On April 10, 1995, almost two years later, appellant filed the June quitclaim deed in the Brazoria County real property records. She then executed a warranty deed conveying title to the Alvin Property to Guillermo Castaneda and Stephanie Ann Castaneda. These proceedings were initiated to determine the true owner of the property.

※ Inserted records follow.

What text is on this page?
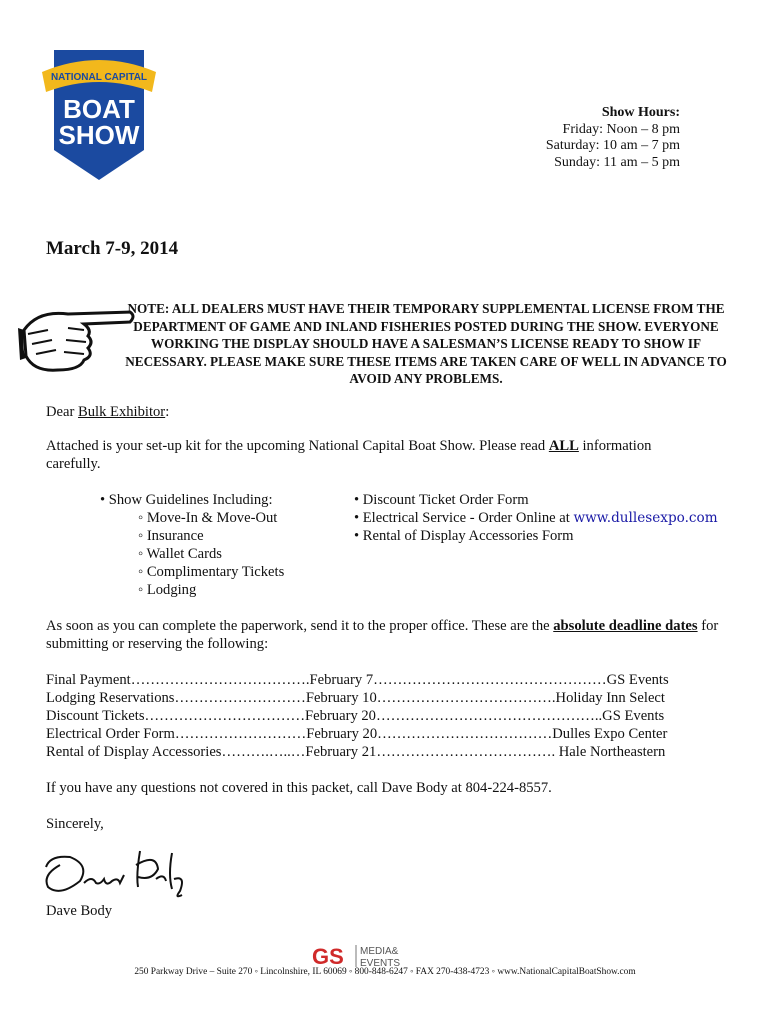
NATIONAL CAPITAL
BOAT
SHOW
Show Hours:
Friday: Noon – 8 pm
Saturday: 10 am – 7 pm
Sunday: 11 am – 5 pm
March 7-9, 2014
NOTE: ALL DEALERS MUST HAVE THEIR TEMPORARY SUPPLEMENTAL LICENSE FROM THE DEPARTMENT OF GAME AND INLAND FISHERIES POSTED DURING THE SHOW. EVERYONE WORKING THE DISPLAY SHOULD HAVE A SALESMAN’S LICENSE READY TO SHOW IF NECESSARY. PLEASE MAKE SURE THESE ITEMS ARE TAKEN CARE OF WELL IN ADVANCE TO AVOID ANY PROBLEMS.
Dear Bulk Exhibitor:
Attached is your set-up kit for the upcoming National Capital Boat Show. Please read ALL information carefully.
• Show Guidelines Including:
◦ Move-In & Move-Out
◦ Insurance
◦ Wallet Cards
◦ Complimentary Tickets
◦ Lodging
• Discount Ticket Order Form
• Electrical Service - Order Online at www.dullesexpo.com
• Rental of Display Accessories Form
As soon as you can complete the paperwork, send it to the proper office. These are the absolute deadline dates for submitting or reserving the following:
Final Payment……………………………….February 7…………………………………………GS Events
Lodging Reservations………………………February 10……………………………….Holiday Inn Select
Discount Tickets……………………………February 20………………………………………..GS Events
Electrical Order Form………………………February 20………………………………Dulles Expo Center
Rental of Display Accessories……….…..…February 21………………………………. Hale Northeastern
If you have any questions not covered in this packet, call Dave Body at 804-224-8557.
Sincerely,
Dave Body
GS MEDIA&
EVENTS
250 Parkway Drive – Suite 270 ◦ Lincolnshire, IL 60069 ◦ 800-848-6247 ◦ FAX 270-438-4723 ◦ www.NationalCapitalBoatShow.com
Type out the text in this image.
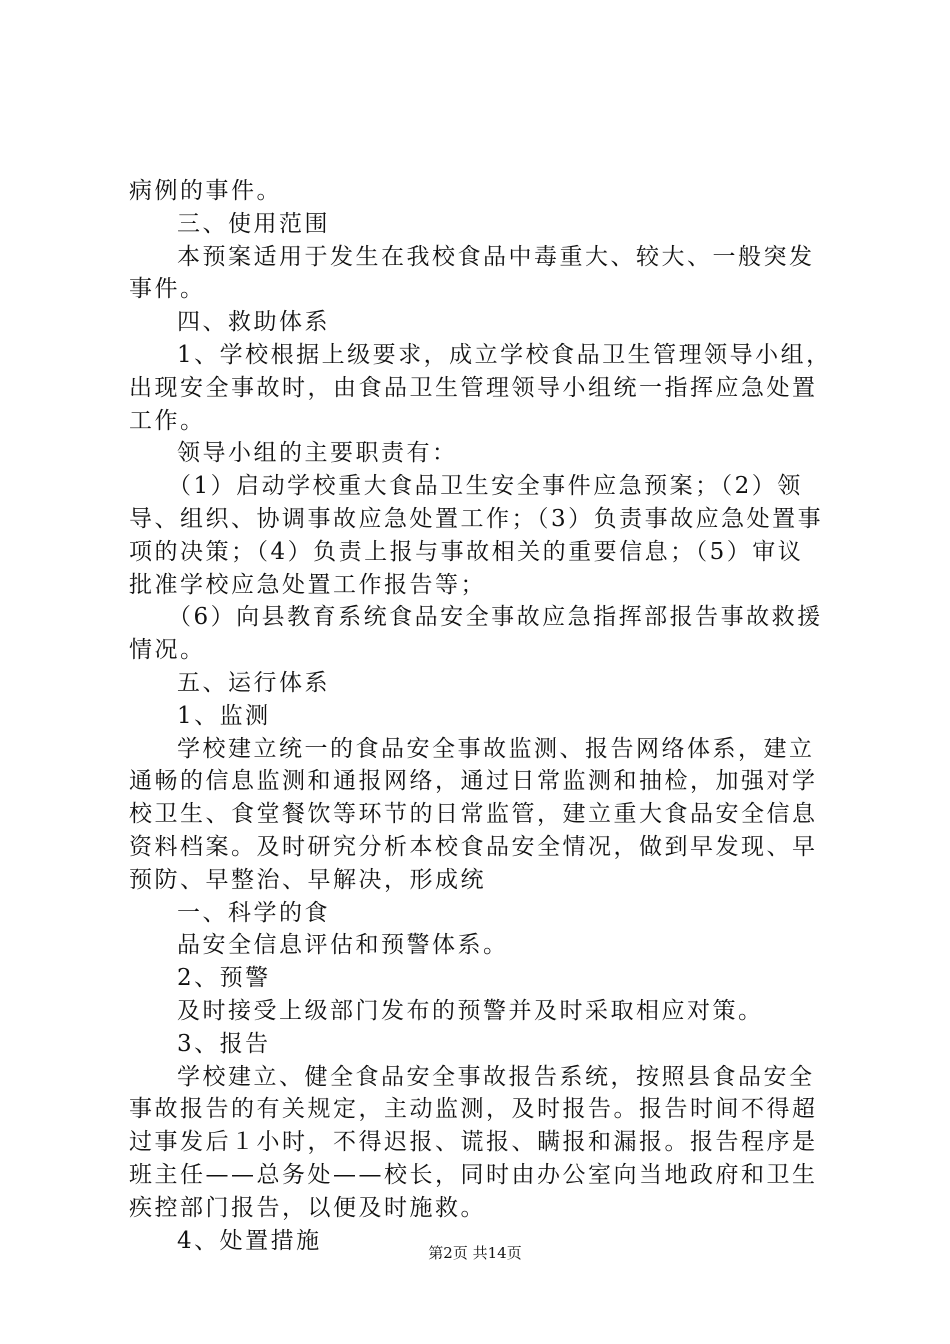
病例的事件。
三、使用范围
本预案适用于发生在我校食品中毒重大、较大、一般突发
事件。
四、救助体系
1、学校根据上级要求，成立学校食品卫生管理领导小组，
出现安全事故时，由食品卫生管理领导小组统一指挥应急处置
工作。
领导小组的主要职责有：
（1）启动学校重大食品卫生安全事件应急预案；（2）领
导、组织、协调事故应急处置工作；（3）负责事故应急处置事
项的决策；（4）负责上报与事故相关的重要信息；（5）审议
批准学校应急处置工作报告等；
（6）向县教育系统食品安全事故应急指挥部报告事故救援
情况。
五、运行体系
1、监测
学校建立统一的食品安全事故监测、报告网络体系，建立
通畅的信息监测和通报网络，通过日常监测和抽检，加强对学
校卫生、食堂餐饮等环节的日常监管，建立重大食品安全信息
资料档案。及时研究分析本校食品安全情况，做到早发现、早
预防、早整治、早解决，形成统
一、科学的食
品安全信息评估和预警体系。
2、预警
及时接受上级部门发布的预警并及时采取相应对策。
3、报告
学校建立、健全食品安全事故报告系统，按照县食品安全
事故报告的有关规定，主动监测，及时报告。报告时间不得超
过事发后１小时，不得迟报、谎报、瞒报和漏报。报告程序是
班主任——总务处——校长，同时由办公室向当地政府和卫生
疾控部门报告，以便及时施救。
4、处置措施	第2页 共14页
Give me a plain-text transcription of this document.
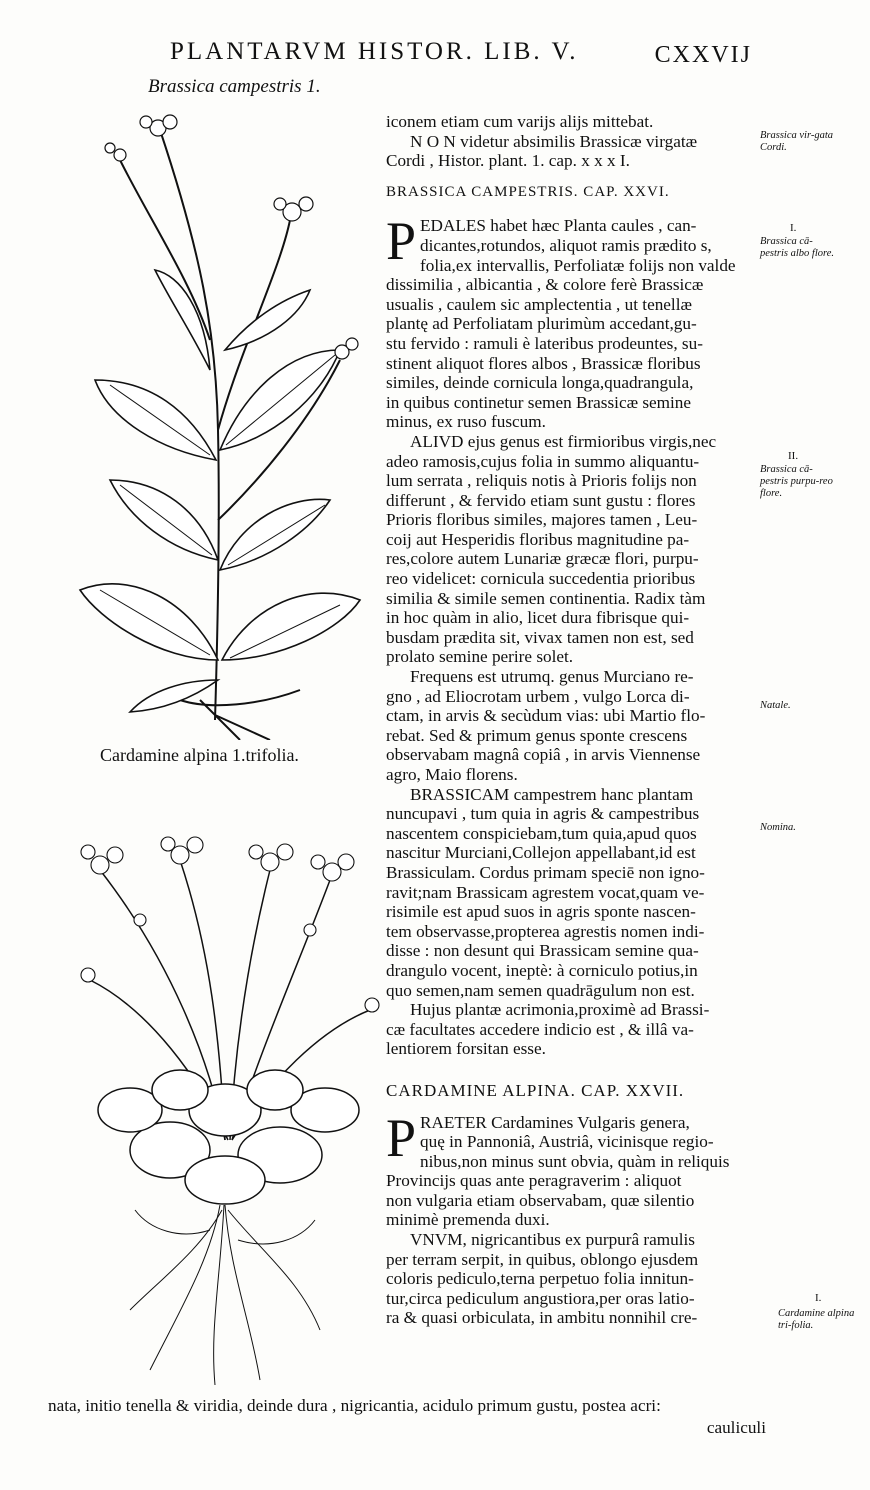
PLANTARVM HISTOR. LIB. V.	CXXVIJ
Brassica campestris 1.
Cardamine alpina 1.trifolia.

iconem etiam cum varijs alijs mittebat.
N O N videtur absimilis Brassicæ virgatæ
Cordi , Histor. plant. 1. cap. x x x I.

BRASSICA CAMPESTRIS. CAP. XXVI.

P EDALES habet hæc Planta caules , can-
dicantes,rotundos, aliquot ramis prædito s,
folia,ex intervallis, Perfoliatæ folijs non valde
dissimilia , albicantia , & colore ferè Brassicæ
usualis , caulem sic amplectentia , ut tenellæ
plantę ad Perfoliatam plurimùm accedant,gu-
stu fervido : ramuli è lateribus prodeuntes, su-
stinent aliquot flores albos , Brassicæ floribus
similes, deinde cornicula longa,quadrangula,
in quibus continetur semen Brassicæ semine
minus, ex ruso fuscum.

ALIVD ejus genus est firmioribus virgis,nec
adeo ramosis,cujus folia in summo aliquantu-
lum serrata , reliquis notis à Prioris folijs non
differunt , & fervido etiam sunt gustu : flores
Prioris floribus similes, majores tamen , Leu-
coij aut Hesperidis floribus magnitudine pa-
res,colore autem Lunariæ græcæ flori, purpu-
reo videlicet: cornicula succedentia prioribus
similia & simile semen continentia. Radix tàm
in hoc quàm in alio, licet dura fibrisque qui-
busdam prædita sit, vivax tamen non est, sed
prolato semine perire solet.

Frequens est utrumq. genus Murciano re-
gno , ad Eliocrotam urbem , vulgo Lorca di-
ctam, in arvis & secùdum vias: ubi Martio flo-
rebat. Sed & primum genus sponte crescens
observabam magnâ copiâ , in arvis Viennense
agro, Maio florens.

BRASSICAM campestrem hanc plantam
nuncupavi , tum quia in agris & campestribus
nascentem conspiciebam,tum quia,apud quos
nascitur Murciani,Collejon appellabant,id est
Brassiculam. Cordus primam speciē non igno-
ravit;nam Brassicam agrestem vocat,quam ve-
risimile est apud suos in agris sponte nascen-
tem observasse,propterea agrestis nomen indi-
disse : non desunt qui Brassicam semine qua-
drangulo vocent, ineptè: à corniculo potius,in
quo semen,nam semen quadrāgulum non est.

Hujus plantæ acrimonia,proximè ad Brassi-
cæ facultates accedere indicio est , & illâ va-
lentiorem forsitan esse.

CARDAMINE ALPINA. CAP. XXVII.

P RAETER Cardamines Vulgaris genera,
quę in Pannoniâ, Austriâ, vicinisque regio-
nibus,non minus sunt obvia, quàm in reliquis
Provincijs quas ante peragraverim : aliquot
non vulgaria etiam observabam, quæ silentio
minimè premenda duxi.

VNVM, nigricantibus ex purpurâ ramulis
per terram serpit, in quibus, oblongo ejusdem
coloris pediculo,terna perpetuo folia innitun-
tur,circa pediculum angustiora,per oras latio-
ra & quasi orbiculata, in ambitu nonnihil cre-

nata, initio tenella & viridia, deinde dura , nigricantia, acidulo primum gustu, postea acri:
cauliculi
Brassica vir-gata Cordi.
I.
Brassica cā-pestris albo flore.
II.
Brassica cā-pestris purpu-reo flore.
Natale.
Nomina.
I.
Cardamine alpina tri-folia.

After hearing the evidence on both sides, the court made the following relevant findings of fact and conclusions of law:
- Appellee paid appellant full and adequate consideration for the real property described in a quitclaim deed dated March 31, 1993, from Evangelina Munoz to Benito Solis. . . ;
2. There is no money due from appellee to appellant for the purchase of the real property described in the March, 1993, quitclaim deed;
- The quitclaim deed from appellee to appellant, dated June 1, 1993, . . . was executed by appellee;
4. There was no consideration for the June 1993 quitclaim deed;
5. The June, 1993, quitclaim deed is void and of no force or effect;
- There is no money due from appellee to appellant as a result of any loan by appellant to appellee secured by the real property described in the June, 1993, quitclaim deed.
Lack of Consideration
In appellant's first point of error, she asserts the trial court erred by holding the June quitclaim deed void for lack of consideration because appellee never pled lack of consideration as an affirmative defense, and the evidence is insufficient to support the trial court's finding of lack of consideration.
A defendant who attempts to rely on an affirmative defense must specifically plead that defense. Tex. R. Civ. P. 94. As appellant points out, lack of consideration is an affirmative defense that must be pled. Tex. R. Civ. P. 94; see Schindler v. Marr & Associates, 695 S.W.2d 699, 705 (Tex. App.--Houston [1st Dist.] 1985, writ ref'd n.r.e.).
However, "when issues not raised by the pleadings are tried by express or implied consent of the parties, they shall be treated in all respects as if they had been raised in the pleadings." Tex. R. Civ. P. 67; see Sage Street Assoc. v. Northdale Const. Co., 863 S.W.2d 438, 445 (Tex. 1993) (holding affirmative defense of ambiguity was tried by consent because party failed to object). Trial by consent is intended to cover the exceptional case where it clearly appears from the record as a whole that the parties tried the unpled issue. RE/MAX, Inc. v. Katar Corp., 961 S.W.2d 324, 328 (Tex. App.--Houston [1st Dist.] 1997, pet. denied); Stephanz v. Laird, 846 S.W.2d 895, 901 (Tex. App.--Houston [1st Dist.] 1993, writ denied). To determine whether the issue was tried by consent, we must examine the record not for evidence of the issue, but rather for evidence of trial of the issue. Katar Corp., 961 S.W.2d at 328.
In this case, lack of consideration was a hotly contested issue throughout the bench trial. Both sides introduced conflicting evidence regarding the issue of lack of consideration. During appellant's case-in-chief, she testified that she loaned appellee money in exchange for the June quitclaim deed. However, appellee testified on a number of occasions that he never received any money from appellant, and appellant did not object to the testimony on the basis of lack of pleadings. We conclude that the issue of lack of consideration was tried by consent.
In a bench trial, the trial judge, as finder of fact, is the sole judge of the credibility of the witnesses. Southwestern Bell Media, Inc. v. Lyles, 825 S.W.2d 488, 493 (Tex. App.--Houston [1st Dist.] 1992, writ denied). The judge may take into consideration all the facts and surrounding circumstances in connection with the testimony of each witness and accept or reject any or all of that testimony. Id. Here, the trial judge heard the testimony of both appellant and appellee, and chose to believe appellee.